Locally born Mrs. Osborn Hann was a writer of children’s books from the 1920s for many years until the 1950s. It was a time when there were many writers of children’s and teenagers’ stories and reading among the young was very popular. Thinking about my earliest story books there was one by Mrs Hann and it is still in my book case.
Many stories painted rather glamorous pictures about well-off families living in fairly palatial houses and going to select schools. On the other hand Mrs. Osborn Hann chose the opposite end of society, with rather hard-up families living in small terraced houses and going to the local council school. She made no attempt at glamorising life and her descriptions were enhanced and direct. The stories, written round her own life experience, seemed almost autobiographical.
She was the wife of a vicar, Rev. Archie Osborn Hann. When they married in 1911, he was a curate at St. Paul’s Church, Lorrimore Square, Camberwell. It was during the time of the first World War and Mr Hann joined up for three years. After the war his next church was St. Marks, East Street, Walworth, where he served for six years.
It was while at St. Mark’s that Mrs Hann started to write stories, mostly about the Girl Guide Company she captained. The guides had not been in existence for very long though she would not have joined the Guides while at school. She went to Sydenham High School, which she attended from 1896 to 1900.
The family lived in Hillcrest Road, a turning off Westwood Hill, right on the summit of the hill and opposite the grounds of the Crystal Palace on the north side. The houses were large, comfortable and could accommodate large families and servants. These are now no longer here, replaced by a housing estate in the 1960s.
Her father, Herbert Owen, was a moderately prosperous stock broker who originally lived in Glengarry Road, East Dulwich where Dorothy, the eldest of the family, was born in 1883. Her mother, Isobel, was related to the Doultons of the Lambeth pottery and china firm.
In her stories she often followed the lives of real people illustrating her books with snapshots of them, though using fictitious names and using the guide Company as a basis for the story. She also set the scenes in local places, often using the actual place names which were in Walworth, Dulwich and Sydenham.
In “Rhoda the Rebel”, Bill Sullivan, Rhoda’s father, burgles a large house in Sydenham Hill. Rhoda, who often accompanies her father on these burgling trips, escapes, but her father is caught red handed and receives a hefty prison sentence. Rhoda’s life as a teenager is followed up in more stories.
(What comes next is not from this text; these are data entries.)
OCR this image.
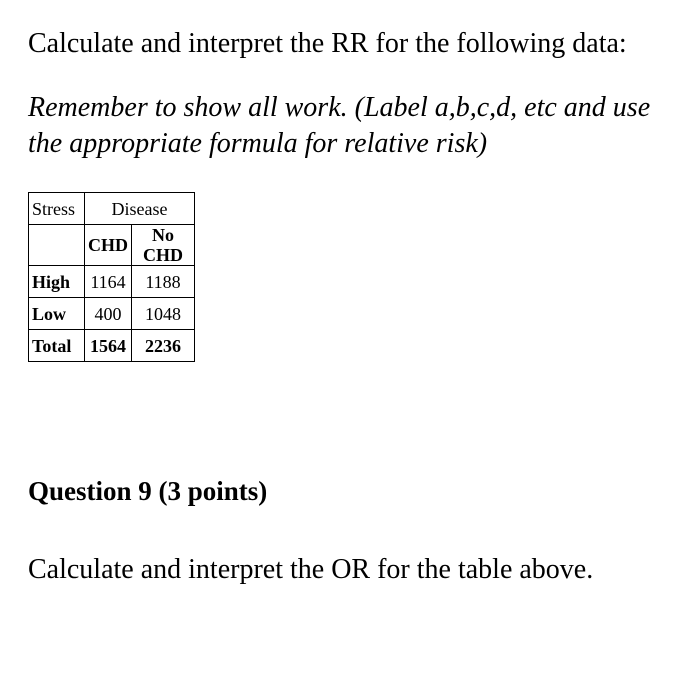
Calculate and interpret the RR for the following data:

Remember to show all work. (Label a,b,c,d, etc and use
the appropriate formula for relative risk)

Stress	Disease	
	CHD	No CHD
High	1164	1188
Low	400	1048
Total	1564	2236

Question 9 (3 points)

Calculate and interpret the OR for the table above.
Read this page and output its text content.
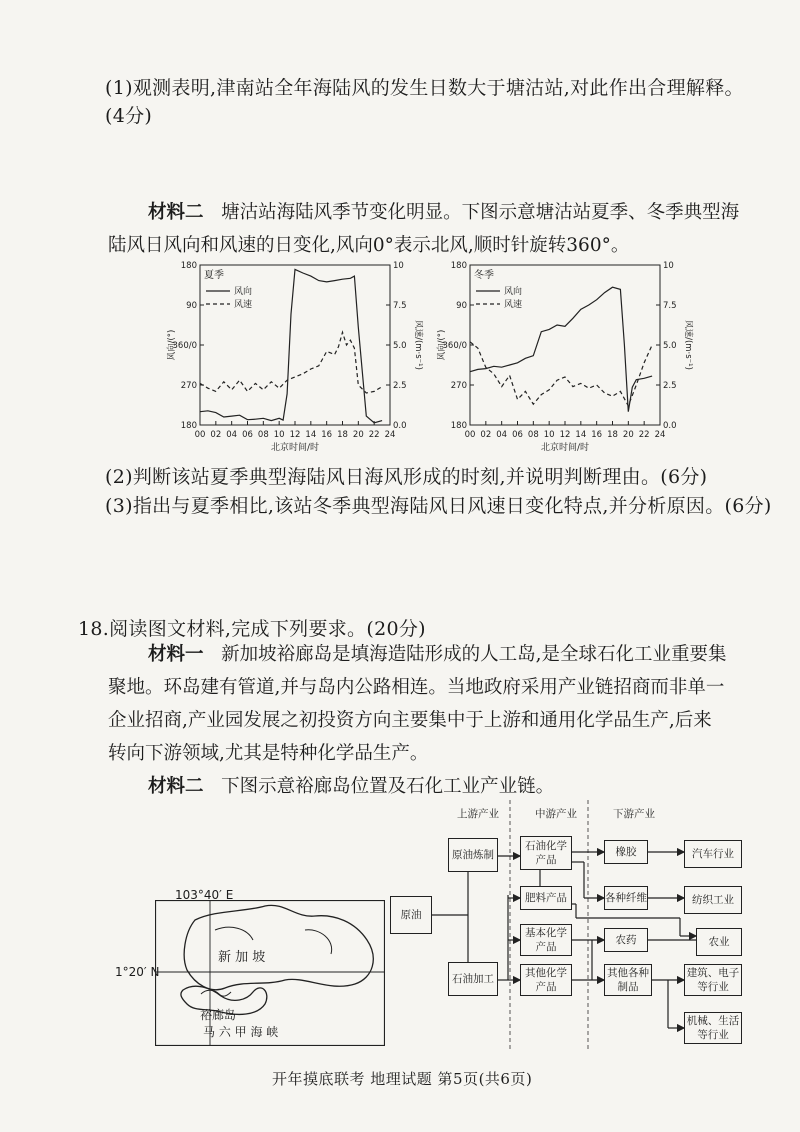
(1)观测表明,津南站全年海陆风的发生日数大于塘沽站,对此作出合理解释。
(4分)
材料二 塘沽站海陆风季节变化明显。下图示意塘沽站夏季、冬季典型海
陆风日风向和风速的日变化,风向0°表示北风,顺时针旋转360°。
00 02 04 06 08 10 12 14 16 18 20 22 24
180
90
360/0
270
180
10
7.5
5.0
2.5
0.0
北京时间/时
风向/(°)	风速/(m·s⁻¹)
夏季
风向
风速
00 02 04 06 08 10 12 14 16 18 20 22 24
180
90
360/0
270
180
10
7.5
5.0
2.5
0.0
北京时间/时
风向/(°)	风速/(m·s⁻¹)
冬季
风向
风速
(2)判断该站夏季典型海陆风日海风形成的时刻,并说明判断理由。(6分)
(3)指出与夏季相比,该站冬季典型海陆风日风速日变化特点,并分析原因。(6分)
18.阅读图文材料,完成下列要求。(20分)
材料一 新加坡裕廊岛是填海造陆形成的人工岛,是全球石化工业重要集
聚地。环岛建有管道,并与岛内公路相连。当地政府采用产业链招商而非单一
企业招商,产业园发展之初投资方向主要集中于上游和通用化学品生产,后来
转向下游领域,尤其是特种化学品生产。
材料二 下图示意裕廊岛位置及石化工业产业链。
103°40′ E
1°20′ N
新 加 坡
裕廊岛
马 六 甲 海 峡
上游产业	中游产业	下游产业
原油
原油炼制
石油加工
石油化学产品
肥料产品
基本化学产品
其他化学产品
橡胶
各种纤维
农药
其他各种制品
汽车行业
纺织工业
农业
建筑、电子等行业
机械、生活等行业
开年摸底联考 地理试题 第5页(共6页)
In another story, “Peg the Ranger”, Peg has had a row with her boyfriend over him taking another girl in the Guide Company to the “Purple” cinema (there was actually a cinema in Walworth called the Purple!) and in her annoyance has walked from Walworth to the top of Sydenham Hill before she realised how far she was from home (about 8 miles). She calmed down and, getting a bus at the Crystal Palace, Peg rode back to Walworth.
Mrs. Hann wrote 8 stories in the “Peg” series starting in 1923 with Peg, who is a teenager in the Walworth Guides from when she lives in busy East Street, till at the age of 19 she goes to work in Redhill, Somerset, finally marries and settles in the village.
After leaving St. Mark’s Church in 1925 Mr. Hann was transferred to Christchurch, Redhill, Somerset. Mrs. Hann continued to write, producing about seventy books altogether. After Mr. Hann’s death, she lived in Great Brickhill and Ellesborough, Buckinghamshire, where she lived for some twenty years till her death in 1963.